Why wouldn't you be "allowed to take the limit of r"? Since r measures the distance from (0,0) converting to polar coordinates changes a problem with two variable (x and y) going to 0 to a problem with only one (r) going to 0. As long as the result does NOT depend on θ, it is the limit. If the result does depend on &theta, then the limit does not exist.
 
  • #6
HallsofIvy said:
Why wouldn't you be "allowed to take the limit of r"? Since r measures the distance from (0,0) converting to polar coordinates changes a problem with two variable (x and y) going to 0 to a problem with only one (r) going to 0. As long as the result does NOT depend on θ, it is the limit. If the result does depend on &theta, then the limit does not exist.


i learned something myself from this thread, i wasnt sure what happened when the limit depended on theta but now i do. thanks for the extra info hallsofivy
 
  • #7
Halls I think you might be falling for a classic fallacy. Consider the function [tex]r/\theta[/tex] where [tex]0 < \theta \le 2\pi[/tex]. So [tex] \theta [/tex] never equals 0 and for each theta the limit is 0 as r approaches 0. But what is the actual definition of limit. For each epsilon there is a delta such that if (x,y) is with delta of (0,0) then f(x,y)<epsilon. So in this case we are saying that there is a delta>0 such that if r<delta then f(x,y)<1. But no matter how small delta is there is always a theta that is smaller than delta/2 so [tex]\delta/2\theta > 1[/tex]. So there is no limit.
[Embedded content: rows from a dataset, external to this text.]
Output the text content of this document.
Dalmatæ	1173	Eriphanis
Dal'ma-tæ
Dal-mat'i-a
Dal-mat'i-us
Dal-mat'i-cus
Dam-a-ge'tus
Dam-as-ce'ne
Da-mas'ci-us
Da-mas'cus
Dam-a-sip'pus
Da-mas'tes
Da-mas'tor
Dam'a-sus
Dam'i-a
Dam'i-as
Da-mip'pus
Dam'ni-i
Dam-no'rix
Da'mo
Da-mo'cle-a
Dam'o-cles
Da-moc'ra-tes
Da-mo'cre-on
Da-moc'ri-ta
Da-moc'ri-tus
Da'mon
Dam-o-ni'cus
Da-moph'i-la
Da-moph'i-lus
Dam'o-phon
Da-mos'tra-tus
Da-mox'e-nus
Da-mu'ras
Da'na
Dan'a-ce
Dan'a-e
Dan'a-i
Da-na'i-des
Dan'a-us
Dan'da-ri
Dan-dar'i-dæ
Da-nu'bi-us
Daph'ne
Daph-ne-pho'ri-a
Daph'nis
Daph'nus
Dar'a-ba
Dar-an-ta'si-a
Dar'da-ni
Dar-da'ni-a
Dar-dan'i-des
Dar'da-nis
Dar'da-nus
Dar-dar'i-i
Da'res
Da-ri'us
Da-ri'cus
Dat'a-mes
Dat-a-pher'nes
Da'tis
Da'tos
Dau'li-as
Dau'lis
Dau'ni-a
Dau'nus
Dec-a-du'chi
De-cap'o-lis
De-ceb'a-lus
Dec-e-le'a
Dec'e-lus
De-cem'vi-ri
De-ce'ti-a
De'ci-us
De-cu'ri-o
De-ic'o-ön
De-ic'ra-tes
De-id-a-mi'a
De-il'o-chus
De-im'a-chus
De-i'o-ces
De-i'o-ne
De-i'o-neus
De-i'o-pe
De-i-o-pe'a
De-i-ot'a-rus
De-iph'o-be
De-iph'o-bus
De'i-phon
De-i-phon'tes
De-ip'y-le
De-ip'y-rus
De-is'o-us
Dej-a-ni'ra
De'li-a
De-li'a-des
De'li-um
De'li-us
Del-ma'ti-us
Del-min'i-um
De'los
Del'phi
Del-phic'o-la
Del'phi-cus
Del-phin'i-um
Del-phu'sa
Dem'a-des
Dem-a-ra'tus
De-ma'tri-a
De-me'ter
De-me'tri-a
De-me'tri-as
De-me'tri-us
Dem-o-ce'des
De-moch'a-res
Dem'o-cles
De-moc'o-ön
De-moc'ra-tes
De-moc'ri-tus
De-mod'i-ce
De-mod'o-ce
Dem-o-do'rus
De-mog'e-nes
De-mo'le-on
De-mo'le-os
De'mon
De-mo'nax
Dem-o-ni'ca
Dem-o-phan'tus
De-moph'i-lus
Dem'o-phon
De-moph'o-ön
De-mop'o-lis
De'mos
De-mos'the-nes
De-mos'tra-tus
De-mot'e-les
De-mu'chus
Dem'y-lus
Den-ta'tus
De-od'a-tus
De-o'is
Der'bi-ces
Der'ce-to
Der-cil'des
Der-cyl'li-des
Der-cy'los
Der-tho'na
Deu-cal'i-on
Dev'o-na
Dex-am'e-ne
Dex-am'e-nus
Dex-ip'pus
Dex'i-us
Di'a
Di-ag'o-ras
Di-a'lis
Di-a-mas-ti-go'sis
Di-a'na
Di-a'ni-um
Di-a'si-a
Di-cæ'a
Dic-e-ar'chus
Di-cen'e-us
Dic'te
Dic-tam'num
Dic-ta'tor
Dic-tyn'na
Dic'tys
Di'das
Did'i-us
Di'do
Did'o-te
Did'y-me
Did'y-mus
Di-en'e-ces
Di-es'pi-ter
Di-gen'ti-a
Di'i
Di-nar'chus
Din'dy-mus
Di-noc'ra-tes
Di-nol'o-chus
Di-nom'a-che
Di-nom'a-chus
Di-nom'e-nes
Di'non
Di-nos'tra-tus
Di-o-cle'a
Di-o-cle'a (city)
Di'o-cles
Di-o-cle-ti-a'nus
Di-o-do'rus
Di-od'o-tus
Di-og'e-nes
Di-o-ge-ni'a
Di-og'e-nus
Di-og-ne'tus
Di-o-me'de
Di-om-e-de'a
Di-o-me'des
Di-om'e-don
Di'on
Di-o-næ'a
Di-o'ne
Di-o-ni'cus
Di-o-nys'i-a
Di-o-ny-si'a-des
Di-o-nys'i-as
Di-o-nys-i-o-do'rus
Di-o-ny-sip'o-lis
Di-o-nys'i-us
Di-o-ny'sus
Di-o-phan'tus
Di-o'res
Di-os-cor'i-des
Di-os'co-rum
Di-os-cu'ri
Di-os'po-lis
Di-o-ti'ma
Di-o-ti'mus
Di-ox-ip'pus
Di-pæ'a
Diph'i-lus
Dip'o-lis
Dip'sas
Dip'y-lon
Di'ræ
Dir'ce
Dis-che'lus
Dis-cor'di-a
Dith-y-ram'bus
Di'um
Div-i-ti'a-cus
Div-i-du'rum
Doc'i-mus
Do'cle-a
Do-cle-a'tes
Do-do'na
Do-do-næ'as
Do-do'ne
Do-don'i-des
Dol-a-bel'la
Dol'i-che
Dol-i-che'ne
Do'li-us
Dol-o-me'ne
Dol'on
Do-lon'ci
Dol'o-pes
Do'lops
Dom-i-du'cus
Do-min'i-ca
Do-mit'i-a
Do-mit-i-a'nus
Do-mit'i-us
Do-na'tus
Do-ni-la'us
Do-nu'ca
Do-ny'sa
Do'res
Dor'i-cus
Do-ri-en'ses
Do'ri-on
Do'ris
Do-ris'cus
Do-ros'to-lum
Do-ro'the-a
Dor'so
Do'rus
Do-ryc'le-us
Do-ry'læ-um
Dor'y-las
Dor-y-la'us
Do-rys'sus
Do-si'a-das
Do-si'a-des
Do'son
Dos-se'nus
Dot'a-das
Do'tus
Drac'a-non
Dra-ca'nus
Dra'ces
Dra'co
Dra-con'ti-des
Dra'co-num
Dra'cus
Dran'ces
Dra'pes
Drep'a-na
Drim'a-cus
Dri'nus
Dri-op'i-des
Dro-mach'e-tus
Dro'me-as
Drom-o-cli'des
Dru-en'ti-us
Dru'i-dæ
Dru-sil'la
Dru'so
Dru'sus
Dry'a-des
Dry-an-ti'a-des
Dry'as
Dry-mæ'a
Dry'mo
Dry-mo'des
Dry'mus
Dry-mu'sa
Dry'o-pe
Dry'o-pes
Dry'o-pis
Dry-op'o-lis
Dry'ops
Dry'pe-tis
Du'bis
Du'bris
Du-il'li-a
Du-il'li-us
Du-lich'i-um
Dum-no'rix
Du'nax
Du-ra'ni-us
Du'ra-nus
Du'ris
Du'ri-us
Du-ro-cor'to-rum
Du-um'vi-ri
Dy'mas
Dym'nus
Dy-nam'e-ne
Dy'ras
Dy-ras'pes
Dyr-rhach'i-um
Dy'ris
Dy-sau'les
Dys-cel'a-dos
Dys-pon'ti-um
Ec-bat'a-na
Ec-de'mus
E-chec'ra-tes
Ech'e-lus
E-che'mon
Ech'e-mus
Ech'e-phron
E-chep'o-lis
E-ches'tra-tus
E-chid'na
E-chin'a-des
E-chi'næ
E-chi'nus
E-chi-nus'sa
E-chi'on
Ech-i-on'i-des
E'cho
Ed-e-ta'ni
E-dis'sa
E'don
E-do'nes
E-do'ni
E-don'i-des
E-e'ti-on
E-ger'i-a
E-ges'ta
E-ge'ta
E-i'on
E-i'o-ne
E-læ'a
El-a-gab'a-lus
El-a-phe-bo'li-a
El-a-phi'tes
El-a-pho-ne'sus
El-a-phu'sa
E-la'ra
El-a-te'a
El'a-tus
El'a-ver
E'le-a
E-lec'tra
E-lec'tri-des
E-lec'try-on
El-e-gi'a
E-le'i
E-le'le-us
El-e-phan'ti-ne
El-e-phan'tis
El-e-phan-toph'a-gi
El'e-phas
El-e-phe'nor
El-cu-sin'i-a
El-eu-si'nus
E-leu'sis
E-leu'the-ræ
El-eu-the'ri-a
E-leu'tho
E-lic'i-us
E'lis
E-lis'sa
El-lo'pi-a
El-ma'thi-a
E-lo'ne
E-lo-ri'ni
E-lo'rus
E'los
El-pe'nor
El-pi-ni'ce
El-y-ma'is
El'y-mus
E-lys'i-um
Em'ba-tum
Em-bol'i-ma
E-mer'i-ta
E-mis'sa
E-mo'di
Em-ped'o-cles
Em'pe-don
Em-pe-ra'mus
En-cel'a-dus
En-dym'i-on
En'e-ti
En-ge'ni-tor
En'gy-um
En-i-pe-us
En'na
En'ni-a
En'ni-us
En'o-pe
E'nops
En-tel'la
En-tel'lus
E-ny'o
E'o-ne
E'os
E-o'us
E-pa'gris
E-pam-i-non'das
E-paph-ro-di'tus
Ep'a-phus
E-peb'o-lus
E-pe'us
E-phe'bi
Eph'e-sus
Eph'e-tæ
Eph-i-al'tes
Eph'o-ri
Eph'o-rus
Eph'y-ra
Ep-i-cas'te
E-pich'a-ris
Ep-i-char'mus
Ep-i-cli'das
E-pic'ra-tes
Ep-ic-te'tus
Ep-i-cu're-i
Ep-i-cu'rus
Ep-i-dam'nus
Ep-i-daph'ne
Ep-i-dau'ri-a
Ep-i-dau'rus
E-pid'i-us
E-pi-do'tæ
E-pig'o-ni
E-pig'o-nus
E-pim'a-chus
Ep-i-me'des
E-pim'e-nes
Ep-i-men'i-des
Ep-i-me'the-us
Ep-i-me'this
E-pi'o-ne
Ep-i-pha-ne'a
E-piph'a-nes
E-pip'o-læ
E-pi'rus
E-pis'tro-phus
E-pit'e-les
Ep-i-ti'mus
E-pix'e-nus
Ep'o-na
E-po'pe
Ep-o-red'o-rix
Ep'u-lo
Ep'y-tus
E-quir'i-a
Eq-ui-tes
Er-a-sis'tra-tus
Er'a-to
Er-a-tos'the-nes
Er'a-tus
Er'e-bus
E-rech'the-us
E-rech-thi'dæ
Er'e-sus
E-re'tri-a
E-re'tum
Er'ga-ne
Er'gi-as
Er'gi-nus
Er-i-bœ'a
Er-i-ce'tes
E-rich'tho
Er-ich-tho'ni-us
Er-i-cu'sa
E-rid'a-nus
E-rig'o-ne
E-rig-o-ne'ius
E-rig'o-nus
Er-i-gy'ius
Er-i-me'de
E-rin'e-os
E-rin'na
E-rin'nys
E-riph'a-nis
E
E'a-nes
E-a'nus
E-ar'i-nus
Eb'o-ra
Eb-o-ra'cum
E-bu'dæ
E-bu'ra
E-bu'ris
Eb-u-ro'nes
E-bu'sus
This is a very cooked example and I seem to recall there are ones that appear innocuous. Moral of the story is that if the limit depends on theta then the limit does not exist but the limit may still not exist even if each directional cross section converges.

Vlad's proof is basically right. Just complete it with given epsilon>0 take delta=epsilon. So if r<delta then [tex]|r \cdot cos(\theta)\cdot sin(\theta)| \le r<\delta [/tex]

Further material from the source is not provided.